Similarly, I think Libertarians tend to be people who want to view themselves as "self made men", islands unto themselves, unbeholden to the restrictions of society or humanity, and measuring success by their ability to be masters of every single aspect of their entire lives, no matter how small or superfluous. They want to be able to do whatever they want, whenever they want it, for whatever reason, without having to ask anyone else's permission or consider anyone else's needs or wants.
Some of them want to be modern day Robinson Crusoes, not only surviving but thriving entirely by their own hands, with the rest of society existing somewhere off at a remove and therefor irrelevant to them. They will tell you they believe in maximal personal freedom for everyone, without betraying the slightest hint of comprehension that it's impossible for everyone to have unlimited freedom, because scarcity exists and eventually your freedoms must inevitably come into conflict with someone else's freedoms, as there simply aren't enough resources to let everyone live as lord of their own domain.

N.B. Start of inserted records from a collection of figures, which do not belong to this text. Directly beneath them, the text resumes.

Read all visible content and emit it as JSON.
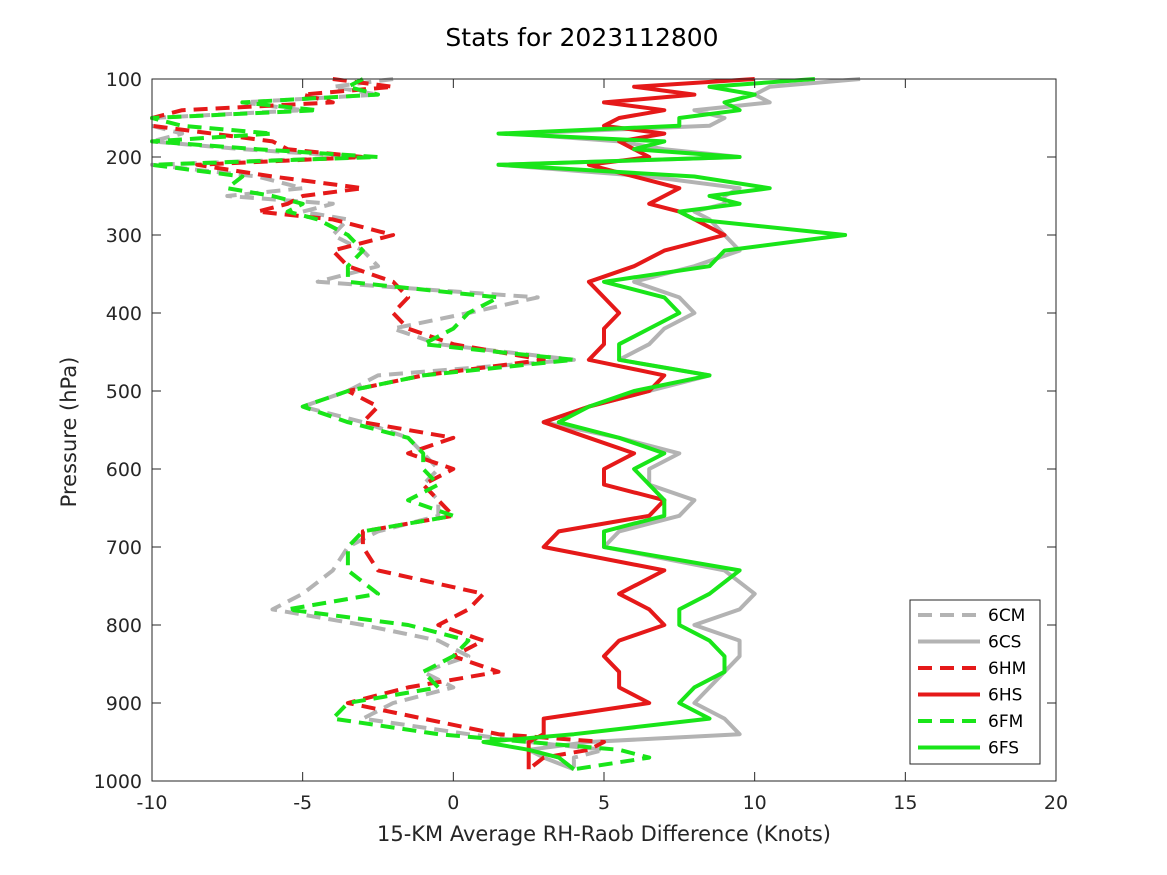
{
  "chart_data": {
    "type": "line",
    "title": "Stats for 2023112800",
    "xlabel": "15-KM Average RH-Raob Difference (Knots)",
    "ylabel": "Pressure (hPa)",
    "xlim": [
      -10,
      20
    ],
    "ylim": [
      100,
      1000
    ],
    "y_reversed": true,
    "x_ticks": [
      -10,
      -5,
      0,
      5,
      10,
      15,
      20
    ],
    "y_ticks": [
      100,
      200,
      300,
      400,
      500,
      600,
      700,
      800,
      900,
      1000
    ],
    "grid": false,
    "legend_position": "bottom-right",
    "pressure_levels": [
      100,
      110,
      120,
      130,
      140,
      150,
      160,
      170,
      180,
      190,
      200,
      210,
      225,
      240,
      250,
      260,
      270,
      280,
      300,
      320,
      340,
      360,
      380,
      400,
      420,
      440,
      460,
      480,
      500,
      520,
      540,
      560,
      580,
      600,
      620,
      640,
      660,
      680,
      700,
      730,
      760,
      780,
      800,
      820,
      840,
      860,
      880,
      900,
      920,
      940,
      950,
      960,
      970,
      985
    ],
    "series": [
      {
        "name": "6CM",
        "color": "#b3b3b3",
        "dash": true,
        "values": [
          -2.0,
          -4.0,
          -2.5,
          -7.0,
          -5.0,
          -10.0,
          -10.0,
          -9.0,
          -10.0,
          -7.0,
          -3.0,
          -10.0,
          -6.5,
          -5.0,
          -7.5,
          -4.0,
          -5.0,
          -3.5,
          -4.0,
          -3.0,
          -2.5,
          -4.5,
          2.8,
          0.5,
          -2.0,
          -0.5,
          4.0,
          -2.5,
          -3.5,
          -5.0,
          -3.0,
          -1.5,
          -1.0,
          -0.5,
          -1.0,
          -0.5,
          -0.5,
          -2.5,
          -3.5,
          -4.0,
          -5.0,
          -6.0,
          -3.0,
          -0.5,
          0.5,
          -1.0,
          0.0,
          -2.0,
          -3.0,
          0.5,
          2.5,
          5.0,
          4.0,
          4.0
        ]
      },
      {
        "name": "6CS",
        "color": "#b3b3b3",
        "dash": false,
        "values": [
          13.5,
          10.5,
          10.0,
          10.5,
          8.0,
          9.0,
          8.5,
          2.0,
          5.5,
          7.0,
          9.5,
          1.5,
          6.5,
          9.5,
          9.0,
          9.0,
          8.0,
          8.5,
          9.0,
          9.5,
          8.0,
          6.0,
          7.5,
          8.0,
          7.0,
          6.5,
          5.5,
          8.5,
          6.5,
          4.5,
          3.0,
          5.5,
          7.5,
          6.5,
          6.5,
          8.0,
          7.5,
          5.5,
          5.0,
          9.0,
          10.0,
          9.5,
          8.0,
          9.5,
          9.5,
          9.0,
          8.5,
          8.0,
          9.0,
          9.5,
          4.5,
          2.5,
          3.0,
          4.0
        ]
      },
      {
        "name": "6HM",
        "color": "#e51919",
        "dash": true,
        "values": [
          -4.0,
          -2.0,
          -5.0,
          -4.0,
          -9.0,
          -10.0,
          -10.0,
          -8.0,
          -6.0,
          -5.5,
          -3.0,
          -8.5,
          -6.0,
          -3.0,
          -5.0,
          -5.5,
          -6.5,
          -4.0,
          -2.0,
          -4.0,
          -3.5,
          -2.0,
          -1.5,
          -2.0,
          -1.5,
          0.0,
          3.0,
          -1.0,
          -3.5,
          -2.5,
          -3.0,
          0.0,
          -1.5,
          0.0,
          -1.0,
          -0.5,
          0.0,
          -3.0,
          -3.0,
          -2.5,
          1.0,
          0.5,
          -0.5,
          1.0,
          0.0,
          1.5,
          -1.5,
          -3.5,
          -1.0,
          1.5,
          5.0,
          4.5,
          3.0,
          2.5
        ]
      },
      {
        "name": "6HS",
        "color": "#e51919",
        "dash": false,
        "values": [
          10.0,
          6.0,
          8.0,
          5.0,
          7.0,
          5.5,
          5.0,
          7.0,
          5.5,
          6.0,
          6.5,
          4.5,
          6.0,
          7.5,
          7.0,
          6.5,
          7.5,
          8.0,
          9.0,
          7.0,
          6.0,
          4.5,
          5.0,
          5.5,
          5.0,
          5.0,
          4.5,
          7.0,
          6.5,
          4.5,
          3.0,
          4.5,
          6.0,
          5.0,
          5.0,
          7.0,
          6.5,
          3.5,
          3.0,
          7.0,
          5.5,
          6.5,
          7.0,
          5.5,
          5.0,
          5.5,
          5.5,
          6.5,
          3.0,
          3.0,
          2.5,
          2.5,
          2.5,
          2.5
        ]
      },
      {
        "name": "6FM",
        "color": "#19e519",
        "dash": true,
        "values": [
          -3.0,
          -3.5,
          -2.5,
          -7.0,
          -4.5,
          -10.0,
          -9.0,
          -6.0,
          -10.0,
          -6.5,
          -2.5,
          -10.0,
          -7.0,
          -7.5,
          -6.0,
          -5.0,
          -5.5,
          -4.5,
          -3.5,
          -3.0,
          -3.5,
          -3.5,
          1.5,
          0.5,
          0.0,
          -1.0,
          4.0,
          -1.0,
          -3.5,
          -5.0,
          -3.5,
          -1.5,
          -1.0,
          -1.0,
          -0.5,
          -1.5,
          0.0,
          -3.0,
          -3.5,
          -3.5,
          -2.5,
          -5.5,
          -1.5,
          0.5,
          0.0,
          -1.0,
          -0.5,
          -3.5,
          -4.0,
          -0.5,
          2.5,
          5.5,
          6.5,
          4.0
        ]
      },
      {
        "name": "6FS",
        "color": "#19e519",
        "dash": false,
        "values": [
          12.0,
          8.5,
          10.0,
          9.0,
          9.5,
          7.5,
          7.5,
          1.5,
          7.0,
          6.0,
          9.5,
          1.5,
          8.0,
          10.5,
          8.5,
          9.5,
          7.5,
          8.0,
          13.0,
          9.0,
          8.5,
          5.0,
          7.0,
          7.5,
          6.5,
          5.5,
          5.5,
          8.5,
          6.0,
          4.5,
          3.5,
          5.5,
          7.0,
          6.0,
          6.5,
          7.0,
          7.0,
          5.0,
          5.0,
          9.5,
          8.5,
          7.5,
          7.5,
          8.5,
          9.0,
          9.0,
          8.0,
          7.5,
          8.5,
          4.0,
          1.0,
          2.5,
          3.5,
          4.0
        ]
      }
    ]
  }
}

Others seem to recognize that fact, but are untroubled by it because they instead want to be modern day John Galts - "heroic" and "superior" beings who stand apart from the common man (often reviled as the "shirker", the "parasite", etc) and who shape the world to their whims, constrained only by competition from the other rival Übermenschen of the world. They understand that unlimited freedom for everyone is impossible - but they don't want it for everyone, they just want it for themselves, because clearly they are special and deserve it, unlike everyone else!

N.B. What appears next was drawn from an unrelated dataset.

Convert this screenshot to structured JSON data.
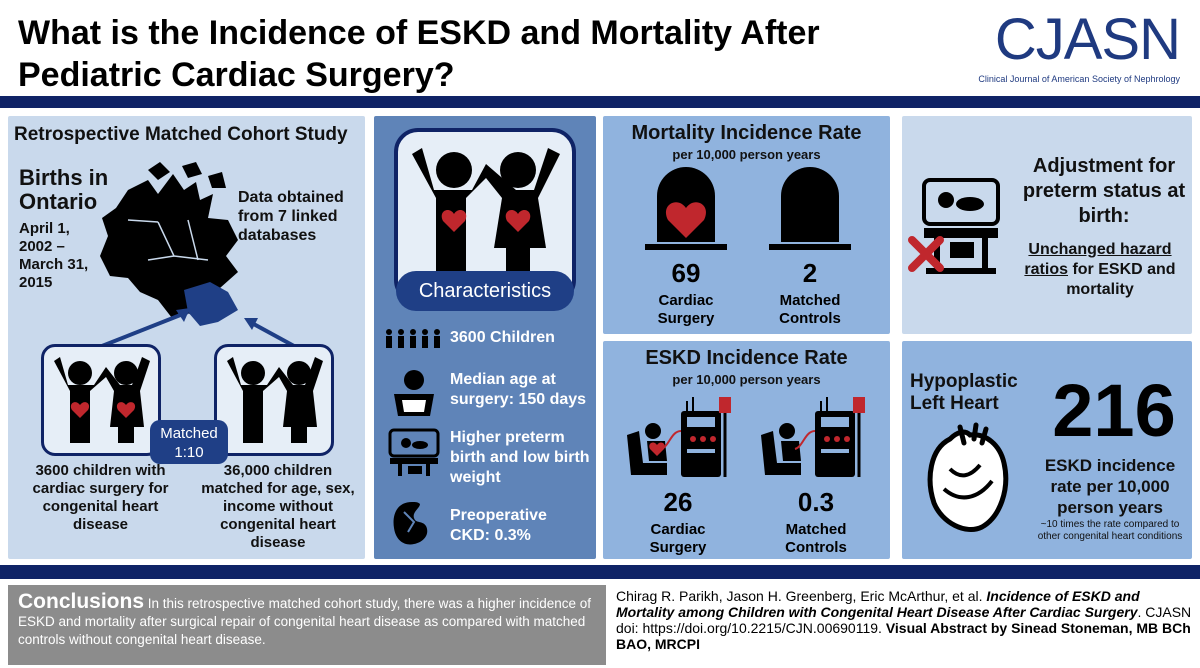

Personally I don't know what solution there is for the Libertarians of the world, other than to set aside some land for them as a sort of "Ultimate Freedom" zone where anyone who wants to can be airdropped into the desert with a basic set of survival gear, and then get to work creating an idealized life, unrestricted by society.
...and then get immediately set upon by whatever local gang or Mad Max style warlord has set up shop. What's that? That's not fair? Sure it is! It's the Ultimate Freedom zone! Everyone there has total liberty to do whatever they want! A gang tries to rob and kill you? Tough! That's their right, just as it's your right to try to defend your property and your life! If you lose that fight, you have only yourself to blame!
And the thing is, I actually imagine a shocking number of Libertarians would happily sign up to take their chances in such a zone, thinking that it'll all be fine and everything will work out for them because they are special, they are prepared, they won't be like the others. They can't all be right, but hey - once they drop into the zone, that's their problem, not ours!
The only issue is that any such zone would inevitably have a short lifespan - nature abhors a vacuum, and some local power will rise up and establish their own order, and suddenly it's no longer an area of ultimate freedom (id est, "Anarchy") but has become yet another repressive oligarchy or tin-pot dictatorship.